Марат ушам своим не верил. Он привык, что классная руководительница всегда все знает лучше всех. Когда бы она советовалась с учеником? Предлагала ему что-то выбрать? Видимо, очень ей был нужен этот конкурс и участие Марата в нем. Но сборник он взял.
Потом репетировал Рудик, и Марат остался посмотреть. Домой он не спешил совершенно, подозревая, что маму там уже не застанет. А если застанет, то что? Как себя вести? Что делать?
У Рудольфа с первого раза получился «Благодатный край», да и неудивительно – вместе с хором он пел ее раз сто. Казалось, он заучил не только текст и музыку, но и улыбку, жесты, горящий в порыве патриотизма взгляд. В какой-то момент Марату показалось даже, что друг переигрывает. Но вслух ничего не сказал. Рудик очень нервно относился к любой критике, особенно по отношению к его вокальным данным. Настолько, что Марату уже не раз приходилось во дворе разбивать чей-нибудь нос за оскорбительное «Поёшь, как девочка» в адрес Рудика. Сам Рудик никогда не дрался, только обижался.
Домой шли, конечно же, вместе, обсуждая по дороге события прошедшего дня.
– Я еще с отцом порепетирую, и будет шик! – Рудик махал руками от возбуждения и забывал смотреть под ноги, так что чуть не свалился с парапета, по которому они шагали. – Нет, ты представь! Республиканский конкурс!

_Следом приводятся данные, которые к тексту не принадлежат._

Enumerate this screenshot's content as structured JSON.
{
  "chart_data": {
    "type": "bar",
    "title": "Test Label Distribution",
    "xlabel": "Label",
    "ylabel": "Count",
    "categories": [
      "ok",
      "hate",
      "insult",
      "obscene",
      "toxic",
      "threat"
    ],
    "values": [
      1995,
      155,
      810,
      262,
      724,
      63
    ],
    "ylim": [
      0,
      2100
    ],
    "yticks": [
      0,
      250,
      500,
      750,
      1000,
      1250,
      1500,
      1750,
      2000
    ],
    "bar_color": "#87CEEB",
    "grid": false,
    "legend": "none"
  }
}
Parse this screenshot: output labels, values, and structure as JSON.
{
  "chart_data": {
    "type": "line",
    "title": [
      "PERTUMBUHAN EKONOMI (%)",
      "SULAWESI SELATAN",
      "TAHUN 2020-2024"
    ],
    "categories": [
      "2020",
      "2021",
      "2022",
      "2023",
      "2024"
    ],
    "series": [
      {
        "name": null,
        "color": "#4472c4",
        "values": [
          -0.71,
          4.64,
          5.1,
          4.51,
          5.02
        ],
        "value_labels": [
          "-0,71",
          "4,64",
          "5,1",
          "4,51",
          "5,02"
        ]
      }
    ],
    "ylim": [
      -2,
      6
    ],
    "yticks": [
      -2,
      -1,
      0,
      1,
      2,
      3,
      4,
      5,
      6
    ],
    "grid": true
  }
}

– Надо сначала отборочные пройти! – буркнул Марик. – Обоим!
– Ой, ладно тебе! Я все про этот конкурс знаю! Каждый год от города едут из нашей школы! Ну а откуда еще? Из первой гимназии, что ли? Математики и физики?

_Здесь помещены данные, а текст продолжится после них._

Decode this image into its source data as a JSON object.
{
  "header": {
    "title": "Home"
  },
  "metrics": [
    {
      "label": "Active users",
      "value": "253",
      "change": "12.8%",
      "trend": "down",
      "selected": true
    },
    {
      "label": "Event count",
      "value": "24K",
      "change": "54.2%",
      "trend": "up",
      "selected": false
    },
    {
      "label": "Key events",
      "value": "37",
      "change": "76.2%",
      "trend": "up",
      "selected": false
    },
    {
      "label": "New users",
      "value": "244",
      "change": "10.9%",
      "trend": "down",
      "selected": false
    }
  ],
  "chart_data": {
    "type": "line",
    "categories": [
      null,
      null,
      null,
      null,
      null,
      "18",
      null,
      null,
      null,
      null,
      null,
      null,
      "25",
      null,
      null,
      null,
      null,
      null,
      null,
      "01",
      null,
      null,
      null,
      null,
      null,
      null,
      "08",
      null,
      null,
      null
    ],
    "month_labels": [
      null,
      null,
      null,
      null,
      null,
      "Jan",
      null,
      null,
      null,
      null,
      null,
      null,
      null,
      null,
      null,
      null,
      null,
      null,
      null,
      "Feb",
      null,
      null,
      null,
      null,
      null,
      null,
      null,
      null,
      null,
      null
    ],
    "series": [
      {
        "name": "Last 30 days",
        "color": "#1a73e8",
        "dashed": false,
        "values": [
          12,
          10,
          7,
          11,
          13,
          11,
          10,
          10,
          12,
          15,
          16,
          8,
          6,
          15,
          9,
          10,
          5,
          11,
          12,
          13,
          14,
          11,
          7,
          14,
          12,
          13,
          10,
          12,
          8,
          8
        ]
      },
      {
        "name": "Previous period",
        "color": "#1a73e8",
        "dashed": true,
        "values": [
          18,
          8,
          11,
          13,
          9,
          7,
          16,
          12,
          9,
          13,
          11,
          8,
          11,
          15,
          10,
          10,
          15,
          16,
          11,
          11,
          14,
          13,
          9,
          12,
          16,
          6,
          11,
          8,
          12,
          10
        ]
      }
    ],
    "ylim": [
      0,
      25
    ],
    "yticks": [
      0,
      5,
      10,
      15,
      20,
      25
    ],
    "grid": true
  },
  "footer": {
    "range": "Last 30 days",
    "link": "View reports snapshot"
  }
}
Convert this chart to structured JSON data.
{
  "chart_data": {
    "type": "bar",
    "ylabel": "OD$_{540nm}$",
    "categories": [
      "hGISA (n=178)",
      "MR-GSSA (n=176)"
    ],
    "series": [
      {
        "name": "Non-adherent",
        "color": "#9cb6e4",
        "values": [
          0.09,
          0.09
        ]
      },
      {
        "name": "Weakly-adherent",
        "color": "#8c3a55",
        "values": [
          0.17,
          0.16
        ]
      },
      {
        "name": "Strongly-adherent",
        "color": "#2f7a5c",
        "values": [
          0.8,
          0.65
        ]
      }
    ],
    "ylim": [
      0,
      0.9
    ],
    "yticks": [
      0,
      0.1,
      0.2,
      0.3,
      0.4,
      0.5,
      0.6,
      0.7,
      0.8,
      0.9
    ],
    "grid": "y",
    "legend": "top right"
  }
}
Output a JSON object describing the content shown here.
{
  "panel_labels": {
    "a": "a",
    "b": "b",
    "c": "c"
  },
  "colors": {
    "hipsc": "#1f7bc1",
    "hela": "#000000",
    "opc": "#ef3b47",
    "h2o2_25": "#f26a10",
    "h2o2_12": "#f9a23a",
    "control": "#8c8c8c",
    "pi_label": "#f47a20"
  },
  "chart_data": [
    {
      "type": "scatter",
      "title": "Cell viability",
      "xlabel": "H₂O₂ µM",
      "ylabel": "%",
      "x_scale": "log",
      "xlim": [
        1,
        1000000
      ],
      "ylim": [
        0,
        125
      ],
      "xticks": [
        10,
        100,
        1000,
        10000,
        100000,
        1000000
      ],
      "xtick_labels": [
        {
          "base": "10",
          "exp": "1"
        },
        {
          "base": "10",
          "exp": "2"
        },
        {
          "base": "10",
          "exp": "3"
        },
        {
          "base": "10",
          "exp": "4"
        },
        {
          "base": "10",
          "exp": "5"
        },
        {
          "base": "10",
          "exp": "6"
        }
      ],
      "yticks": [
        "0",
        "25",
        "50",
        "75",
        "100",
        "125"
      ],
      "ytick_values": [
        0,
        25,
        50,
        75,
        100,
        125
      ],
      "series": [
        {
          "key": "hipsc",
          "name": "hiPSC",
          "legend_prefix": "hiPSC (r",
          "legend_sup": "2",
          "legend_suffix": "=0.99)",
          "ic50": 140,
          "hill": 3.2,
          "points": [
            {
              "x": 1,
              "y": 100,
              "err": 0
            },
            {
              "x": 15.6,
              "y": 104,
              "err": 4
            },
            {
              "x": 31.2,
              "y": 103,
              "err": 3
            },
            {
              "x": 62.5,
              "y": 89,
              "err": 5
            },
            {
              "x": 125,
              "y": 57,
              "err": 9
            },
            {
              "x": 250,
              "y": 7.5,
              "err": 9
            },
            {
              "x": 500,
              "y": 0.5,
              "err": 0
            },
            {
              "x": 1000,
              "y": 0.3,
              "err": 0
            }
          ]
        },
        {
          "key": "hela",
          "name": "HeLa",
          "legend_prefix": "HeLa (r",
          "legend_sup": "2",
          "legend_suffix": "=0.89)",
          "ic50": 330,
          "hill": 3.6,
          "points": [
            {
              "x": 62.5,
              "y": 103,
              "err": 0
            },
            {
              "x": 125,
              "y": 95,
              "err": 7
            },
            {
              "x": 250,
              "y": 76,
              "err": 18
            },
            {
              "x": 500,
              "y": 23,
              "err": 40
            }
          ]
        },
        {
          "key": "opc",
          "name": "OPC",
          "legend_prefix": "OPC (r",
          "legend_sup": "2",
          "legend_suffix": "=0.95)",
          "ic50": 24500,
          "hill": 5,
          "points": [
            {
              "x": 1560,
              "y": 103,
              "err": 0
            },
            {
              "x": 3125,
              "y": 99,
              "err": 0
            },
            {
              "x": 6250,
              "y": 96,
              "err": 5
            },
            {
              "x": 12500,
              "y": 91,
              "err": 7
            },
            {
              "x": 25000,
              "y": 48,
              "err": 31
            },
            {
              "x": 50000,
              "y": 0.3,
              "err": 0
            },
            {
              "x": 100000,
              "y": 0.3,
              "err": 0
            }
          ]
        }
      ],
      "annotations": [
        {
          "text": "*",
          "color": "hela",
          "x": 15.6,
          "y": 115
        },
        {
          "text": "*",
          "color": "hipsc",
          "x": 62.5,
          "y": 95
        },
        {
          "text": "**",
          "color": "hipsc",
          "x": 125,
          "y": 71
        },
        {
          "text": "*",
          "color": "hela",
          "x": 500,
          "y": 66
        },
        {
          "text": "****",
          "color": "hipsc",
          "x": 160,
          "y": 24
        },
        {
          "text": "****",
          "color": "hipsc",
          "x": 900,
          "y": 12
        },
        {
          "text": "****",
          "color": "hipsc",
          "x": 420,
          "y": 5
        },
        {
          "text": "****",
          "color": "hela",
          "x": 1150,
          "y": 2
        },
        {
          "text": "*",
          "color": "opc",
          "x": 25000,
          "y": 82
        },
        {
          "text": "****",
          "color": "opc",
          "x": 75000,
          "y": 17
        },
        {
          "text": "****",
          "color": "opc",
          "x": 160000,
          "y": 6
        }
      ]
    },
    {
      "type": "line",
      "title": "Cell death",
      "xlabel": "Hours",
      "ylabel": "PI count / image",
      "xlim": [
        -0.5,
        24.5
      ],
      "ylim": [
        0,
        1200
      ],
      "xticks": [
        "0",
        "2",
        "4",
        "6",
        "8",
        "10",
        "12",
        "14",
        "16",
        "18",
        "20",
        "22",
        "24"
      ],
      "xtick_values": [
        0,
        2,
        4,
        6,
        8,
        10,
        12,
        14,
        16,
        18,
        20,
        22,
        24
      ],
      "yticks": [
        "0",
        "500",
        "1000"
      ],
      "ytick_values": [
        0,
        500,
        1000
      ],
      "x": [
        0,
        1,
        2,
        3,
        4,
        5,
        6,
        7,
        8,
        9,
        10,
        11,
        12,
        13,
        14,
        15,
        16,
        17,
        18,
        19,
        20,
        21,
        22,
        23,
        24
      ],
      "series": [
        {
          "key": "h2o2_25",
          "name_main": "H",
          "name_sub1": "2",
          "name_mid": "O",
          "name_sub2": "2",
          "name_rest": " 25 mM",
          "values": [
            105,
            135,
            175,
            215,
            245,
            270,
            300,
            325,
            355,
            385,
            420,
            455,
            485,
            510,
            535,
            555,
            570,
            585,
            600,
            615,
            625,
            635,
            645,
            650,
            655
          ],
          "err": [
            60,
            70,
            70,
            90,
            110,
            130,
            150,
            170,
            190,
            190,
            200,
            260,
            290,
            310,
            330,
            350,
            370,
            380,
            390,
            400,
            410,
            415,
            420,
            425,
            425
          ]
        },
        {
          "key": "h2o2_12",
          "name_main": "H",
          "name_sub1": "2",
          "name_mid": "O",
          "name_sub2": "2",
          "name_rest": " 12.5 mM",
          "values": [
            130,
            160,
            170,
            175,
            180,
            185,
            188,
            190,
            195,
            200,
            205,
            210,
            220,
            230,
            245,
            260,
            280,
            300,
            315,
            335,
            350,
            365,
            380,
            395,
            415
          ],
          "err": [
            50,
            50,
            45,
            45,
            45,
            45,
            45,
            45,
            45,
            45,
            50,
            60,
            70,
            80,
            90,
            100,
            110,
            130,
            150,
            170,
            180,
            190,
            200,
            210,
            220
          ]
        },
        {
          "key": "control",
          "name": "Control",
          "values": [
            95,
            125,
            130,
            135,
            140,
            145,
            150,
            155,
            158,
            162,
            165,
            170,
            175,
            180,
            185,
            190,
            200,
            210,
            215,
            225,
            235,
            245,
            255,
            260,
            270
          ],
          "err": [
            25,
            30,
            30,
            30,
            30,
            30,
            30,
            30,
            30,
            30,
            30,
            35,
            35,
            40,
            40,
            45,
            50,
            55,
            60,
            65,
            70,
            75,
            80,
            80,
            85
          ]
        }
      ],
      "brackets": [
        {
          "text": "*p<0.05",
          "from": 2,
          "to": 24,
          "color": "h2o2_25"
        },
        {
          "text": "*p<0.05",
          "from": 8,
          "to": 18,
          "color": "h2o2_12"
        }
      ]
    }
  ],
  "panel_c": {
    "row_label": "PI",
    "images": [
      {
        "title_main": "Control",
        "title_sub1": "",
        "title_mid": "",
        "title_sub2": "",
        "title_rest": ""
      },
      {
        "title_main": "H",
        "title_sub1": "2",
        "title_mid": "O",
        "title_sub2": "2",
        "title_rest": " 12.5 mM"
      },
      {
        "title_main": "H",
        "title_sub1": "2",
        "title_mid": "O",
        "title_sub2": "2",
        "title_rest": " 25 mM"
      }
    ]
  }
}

– Среди математиков и физиков тоже могут быть хорошие голоса! А представь, один из нас пройдет, а второй – нет.
Рудик снова споткнулся и остановился. Такая перспектива ему в голову явно не приходила. Он замер на парапете, внимательно уставившись на друга.
– И что тогда, Марик? Конец дружбе?
– Дурак, что ли? – Марат толкнул его в плечо и все-таки скинул с парапета, спрыгнул следом, подняв столб пыли. – Причем тут дружба?
– Ну представь, один станет знаменитым на весь Союз певцом, а другой – нет.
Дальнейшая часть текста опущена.